Всякая придорожная чайхана — дом мой скоротечный…
Особенно — бедная…
И всякий забытый в песках мазар, кладбище — дом мой.
Дом вечный…
И всякий встречный человек на дорогах моих — дом мой родной двуногий.
И все домы падут на крепких камнях, а этот двуногий дом — вечен…
А что слаще дома такого?.. живого?.. и я возлюбил входить в него…
Повсеместно люди возлюбили собак более, чем человеков, и холят, и лелеют четвероногих тварей более, чем двуногих человеков…
Господь дал людям бездонную, святую любовь к человекам, но они подменили ее корыстной страстью к тварям, льстиво, ползуче преданным только хозяину…
И это тоже богомерзкий знак Последних Времен, нашествие собак, и кошек, и крыс на безбожные, обмелевшие души и града греха…
Когда высыхает хрустальная река истинной литературы и искусства, ее наполняют крокодиловы слезы критиков и моча мелких глумящихся юмористов, которых нынче развелось тараканье множество…
В одной трагической, бездонной морщине-борозде Василия Шукшина поместится, утонет, как в осенней, непролазной, полевой дороге псковской, весь холеный Голливуд с его разбойниками, ковбоями, психопатами, убийцами, автопогонями, стрельбой и девами вавилонскими…
У Ходжи Насреддина был трехэтажный дом…
На первом этаже — жили его старые родители, сестры, братья, дети…
На втором этаже — был гарем жен…
На третьем — собирались многочисленные друзья его веселых застолий…
На каком этаже чаще всего пребывал мудрец?..
А Ходжа чаще всего сидел на крыше и с тоской смотрел на далекую дорогу…
Все он ждал какого-то гостя, какой-то вести… О, мудрец!.. Какой же вести ждешь ты, если две тысячи лет назад воскрес Распятый Богочеловек?.. Какая Весть на земле больше Этой?..

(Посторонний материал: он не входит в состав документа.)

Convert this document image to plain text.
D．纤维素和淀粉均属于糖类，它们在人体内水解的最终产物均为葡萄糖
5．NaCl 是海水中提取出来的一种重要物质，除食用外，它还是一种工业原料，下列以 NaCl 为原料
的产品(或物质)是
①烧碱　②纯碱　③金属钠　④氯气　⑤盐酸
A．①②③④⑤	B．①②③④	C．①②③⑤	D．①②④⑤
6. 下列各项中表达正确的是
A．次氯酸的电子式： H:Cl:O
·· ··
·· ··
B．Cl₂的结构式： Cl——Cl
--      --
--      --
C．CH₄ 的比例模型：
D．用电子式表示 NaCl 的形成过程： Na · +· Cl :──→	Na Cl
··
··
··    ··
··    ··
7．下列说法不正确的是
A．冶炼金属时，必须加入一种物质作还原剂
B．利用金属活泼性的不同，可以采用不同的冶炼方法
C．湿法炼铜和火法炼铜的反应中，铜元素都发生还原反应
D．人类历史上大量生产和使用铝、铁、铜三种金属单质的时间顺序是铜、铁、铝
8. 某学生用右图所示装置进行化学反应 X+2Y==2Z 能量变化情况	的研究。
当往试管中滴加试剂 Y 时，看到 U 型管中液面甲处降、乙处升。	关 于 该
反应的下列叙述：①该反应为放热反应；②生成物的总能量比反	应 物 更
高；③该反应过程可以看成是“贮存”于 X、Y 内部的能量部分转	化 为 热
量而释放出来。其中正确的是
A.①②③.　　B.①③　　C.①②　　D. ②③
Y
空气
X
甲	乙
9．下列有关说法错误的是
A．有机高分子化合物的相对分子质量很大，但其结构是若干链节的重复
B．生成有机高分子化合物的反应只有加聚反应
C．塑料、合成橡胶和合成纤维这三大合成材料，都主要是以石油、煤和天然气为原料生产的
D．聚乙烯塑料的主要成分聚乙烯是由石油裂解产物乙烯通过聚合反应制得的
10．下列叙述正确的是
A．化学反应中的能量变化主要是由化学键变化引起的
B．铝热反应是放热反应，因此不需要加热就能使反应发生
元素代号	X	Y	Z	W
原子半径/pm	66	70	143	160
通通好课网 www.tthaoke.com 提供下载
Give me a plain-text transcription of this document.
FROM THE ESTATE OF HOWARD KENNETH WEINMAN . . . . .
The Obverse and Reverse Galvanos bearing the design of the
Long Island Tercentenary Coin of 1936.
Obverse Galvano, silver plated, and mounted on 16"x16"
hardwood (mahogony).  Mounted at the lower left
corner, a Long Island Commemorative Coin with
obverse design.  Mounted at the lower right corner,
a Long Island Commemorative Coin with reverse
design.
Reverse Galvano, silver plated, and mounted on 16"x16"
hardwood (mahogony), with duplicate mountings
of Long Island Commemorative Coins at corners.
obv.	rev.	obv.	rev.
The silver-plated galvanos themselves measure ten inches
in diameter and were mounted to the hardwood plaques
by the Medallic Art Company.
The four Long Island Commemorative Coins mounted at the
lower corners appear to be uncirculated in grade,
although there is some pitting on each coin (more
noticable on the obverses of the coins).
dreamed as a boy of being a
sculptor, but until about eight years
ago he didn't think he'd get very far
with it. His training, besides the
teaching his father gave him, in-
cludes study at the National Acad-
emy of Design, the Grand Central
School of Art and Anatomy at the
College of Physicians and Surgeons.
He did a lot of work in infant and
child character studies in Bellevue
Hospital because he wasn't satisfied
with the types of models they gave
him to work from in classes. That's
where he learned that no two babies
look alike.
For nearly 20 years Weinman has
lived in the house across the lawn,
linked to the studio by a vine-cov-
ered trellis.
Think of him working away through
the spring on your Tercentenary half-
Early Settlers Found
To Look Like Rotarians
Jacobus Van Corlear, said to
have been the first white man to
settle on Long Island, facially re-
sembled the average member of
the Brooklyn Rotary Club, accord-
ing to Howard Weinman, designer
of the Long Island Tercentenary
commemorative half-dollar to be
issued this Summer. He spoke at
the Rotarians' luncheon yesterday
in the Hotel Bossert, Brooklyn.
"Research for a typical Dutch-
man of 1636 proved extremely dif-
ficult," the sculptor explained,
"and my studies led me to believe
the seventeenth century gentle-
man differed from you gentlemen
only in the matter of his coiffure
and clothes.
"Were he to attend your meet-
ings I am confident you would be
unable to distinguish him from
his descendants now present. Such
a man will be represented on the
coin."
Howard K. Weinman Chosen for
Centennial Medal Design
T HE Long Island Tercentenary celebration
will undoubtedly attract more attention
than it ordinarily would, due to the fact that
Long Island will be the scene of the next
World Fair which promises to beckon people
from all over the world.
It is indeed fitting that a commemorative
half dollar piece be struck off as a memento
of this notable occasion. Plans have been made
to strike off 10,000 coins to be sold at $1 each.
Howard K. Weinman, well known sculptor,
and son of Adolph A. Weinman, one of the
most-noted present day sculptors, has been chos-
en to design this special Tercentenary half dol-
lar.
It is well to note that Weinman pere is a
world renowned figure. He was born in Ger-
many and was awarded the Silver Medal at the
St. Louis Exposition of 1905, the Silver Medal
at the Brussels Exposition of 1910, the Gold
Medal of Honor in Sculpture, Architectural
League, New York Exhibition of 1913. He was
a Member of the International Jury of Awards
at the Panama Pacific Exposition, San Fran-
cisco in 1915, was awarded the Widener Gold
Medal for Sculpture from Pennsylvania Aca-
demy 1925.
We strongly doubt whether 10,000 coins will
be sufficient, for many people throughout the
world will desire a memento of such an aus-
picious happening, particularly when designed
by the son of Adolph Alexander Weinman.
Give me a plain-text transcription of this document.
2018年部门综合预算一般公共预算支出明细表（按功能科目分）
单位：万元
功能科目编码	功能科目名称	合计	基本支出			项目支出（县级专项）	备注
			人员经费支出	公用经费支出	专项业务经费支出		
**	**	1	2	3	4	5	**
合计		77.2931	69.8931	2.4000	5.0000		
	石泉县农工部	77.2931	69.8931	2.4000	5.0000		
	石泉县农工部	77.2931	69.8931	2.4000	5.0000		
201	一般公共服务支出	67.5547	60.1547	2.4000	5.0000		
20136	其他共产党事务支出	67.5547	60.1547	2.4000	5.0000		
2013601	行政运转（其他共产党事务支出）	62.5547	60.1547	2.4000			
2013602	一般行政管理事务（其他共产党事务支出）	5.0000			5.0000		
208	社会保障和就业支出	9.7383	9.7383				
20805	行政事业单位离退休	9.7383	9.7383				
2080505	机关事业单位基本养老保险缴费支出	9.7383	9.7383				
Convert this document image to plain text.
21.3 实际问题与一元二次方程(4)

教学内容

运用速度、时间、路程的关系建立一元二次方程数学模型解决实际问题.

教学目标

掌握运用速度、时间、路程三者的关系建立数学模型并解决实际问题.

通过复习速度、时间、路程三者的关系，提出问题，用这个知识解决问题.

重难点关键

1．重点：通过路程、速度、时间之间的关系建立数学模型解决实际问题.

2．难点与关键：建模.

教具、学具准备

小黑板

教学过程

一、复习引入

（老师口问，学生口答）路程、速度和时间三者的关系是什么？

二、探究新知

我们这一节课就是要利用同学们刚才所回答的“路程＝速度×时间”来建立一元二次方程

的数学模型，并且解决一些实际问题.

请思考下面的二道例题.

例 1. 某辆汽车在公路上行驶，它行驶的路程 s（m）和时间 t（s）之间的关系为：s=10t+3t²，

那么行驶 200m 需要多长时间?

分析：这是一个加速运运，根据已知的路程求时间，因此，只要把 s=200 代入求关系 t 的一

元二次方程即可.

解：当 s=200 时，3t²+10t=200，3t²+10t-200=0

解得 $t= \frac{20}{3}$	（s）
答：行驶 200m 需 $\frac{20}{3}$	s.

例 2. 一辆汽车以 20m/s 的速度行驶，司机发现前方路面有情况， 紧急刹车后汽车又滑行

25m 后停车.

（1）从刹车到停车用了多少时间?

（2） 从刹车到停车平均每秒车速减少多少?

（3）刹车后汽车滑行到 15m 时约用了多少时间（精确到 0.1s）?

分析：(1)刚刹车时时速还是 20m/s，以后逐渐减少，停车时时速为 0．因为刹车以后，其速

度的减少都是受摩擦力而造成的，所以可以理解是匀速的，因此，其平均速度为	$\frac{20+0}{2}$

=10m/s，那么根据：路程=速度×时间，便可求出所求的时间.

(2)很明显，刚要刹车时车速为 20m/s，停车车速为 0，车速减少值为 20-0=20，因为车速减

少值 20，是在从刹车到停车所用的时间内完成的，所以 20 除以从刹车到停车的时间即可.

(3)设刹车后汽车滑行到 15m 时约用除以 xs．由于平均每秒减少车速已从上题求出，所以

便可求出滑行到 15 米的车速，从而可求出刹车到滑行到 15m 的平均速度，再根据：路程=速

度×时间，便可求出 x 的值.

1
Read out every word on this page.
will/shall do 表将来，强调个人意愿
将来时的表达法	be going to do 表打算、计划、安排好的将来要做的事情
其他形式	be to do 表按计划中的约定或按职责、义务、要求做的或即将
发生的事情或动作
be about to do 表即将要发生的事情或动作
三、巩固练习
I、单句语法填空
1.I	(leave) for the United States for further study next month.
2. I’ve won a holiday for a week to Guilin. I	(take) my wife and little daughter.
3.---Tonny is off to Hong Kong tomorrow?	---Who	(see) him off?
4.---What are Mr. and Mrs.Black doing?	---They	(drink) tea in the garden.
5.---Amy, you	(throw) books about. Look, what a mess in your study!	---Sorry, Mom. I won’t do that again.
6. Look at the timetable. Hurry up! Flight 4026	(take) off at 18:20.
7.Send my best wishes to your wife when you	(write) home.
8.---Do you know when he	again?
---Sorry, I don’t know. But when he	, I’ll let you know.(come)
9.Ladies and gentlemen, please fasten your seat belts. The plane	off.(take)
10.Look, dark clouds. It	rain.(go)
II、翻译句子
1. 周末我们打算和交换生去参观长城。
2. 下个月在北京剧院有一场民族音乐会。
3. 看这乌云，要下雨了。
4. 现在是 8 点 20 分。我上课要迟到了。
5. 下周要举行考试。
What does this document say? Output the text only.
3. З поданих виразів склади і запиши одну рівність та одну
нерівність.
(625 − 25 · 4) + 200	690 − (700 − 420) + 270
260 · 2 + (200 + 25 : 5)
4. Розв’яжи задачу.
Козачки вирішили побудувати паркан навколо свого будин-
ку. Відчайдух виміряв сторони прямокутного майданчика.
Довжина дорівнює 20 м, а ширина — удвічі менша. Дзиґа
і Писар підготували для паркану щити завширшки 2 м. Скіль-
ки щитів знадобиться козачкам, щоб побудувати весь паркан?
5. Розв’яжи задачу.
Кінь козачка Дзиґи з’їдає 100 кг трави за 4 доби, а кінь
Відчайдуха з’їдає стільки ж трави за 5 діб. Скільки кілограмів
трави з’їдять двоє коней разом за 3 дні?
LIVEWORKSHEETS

Всегда, во всех веках, поэты стенают: меня все
забыли! Меня бросили возлюбленные друзья и родные мои! Но! Нет! Это я, текучий, влюбляющийся всякий день и
год в новых человеков,
Забыл и бросил давних друзей и возлюбленных
родных своих! Я бросил… я забыл… я окрест повинен!.. И что же я жалуюсь и стенаю на весь свет? Как ветхозаветный блаженный иудей?.. Господь помоги мне…
Слово Пророка — это Меч Слово Поэта — это Вино… Но я люблю тех, кто окунает Меч в вино, а не
в кровь…
Какую бы ты воду не пил, иль слепое зелено вино, иль кривую водку, иль заморский Pepsi-яд — а вернешься к роднику исконному, и отзовешься, присмиреешь, и лицо окунешь в родничок тот, и обрызгаешь его свежими разлетными алмазами и сладко разрыдаешься родниковыми слезами…
Родина… родник… сладкие слезы… родная саманная колыбельная Азья-кибитка… родная заколоченная слезная смолистая медовая Русь-люлькаизба…
Моя матушка — русская, мой батюшка — таджик…
И потому двугорбый верблюд-странник я…
И потому, как дитя, блаженно рыдаю над Русью и над Азией я…
А у меня всего два глаза… и одна душа…
Чабаны-пастухи говорят, что в зрачках овец и волкодавов всегда в ночах пляшут волки!..
Ночь волков… страна волков… а агнец — я…
Ночью в горах звезды припадают к горам так близко, что слышно, как с алмазных вечных звезд лают хрустальные хрупкие собаки…
Вселенная хрустально звездно лает…
В провинции вырастают огненные пророки и великие девственницы…
Пророки яростно борются с грехом, а девственницы — яро ищут его…
Когда встречаются Пророки и девственницы — рождаются вечные Боги…
В молодости мы стремимся к друзьям, к женам…
В старости — к камням, к рекам, к травам, к деревам, к земле…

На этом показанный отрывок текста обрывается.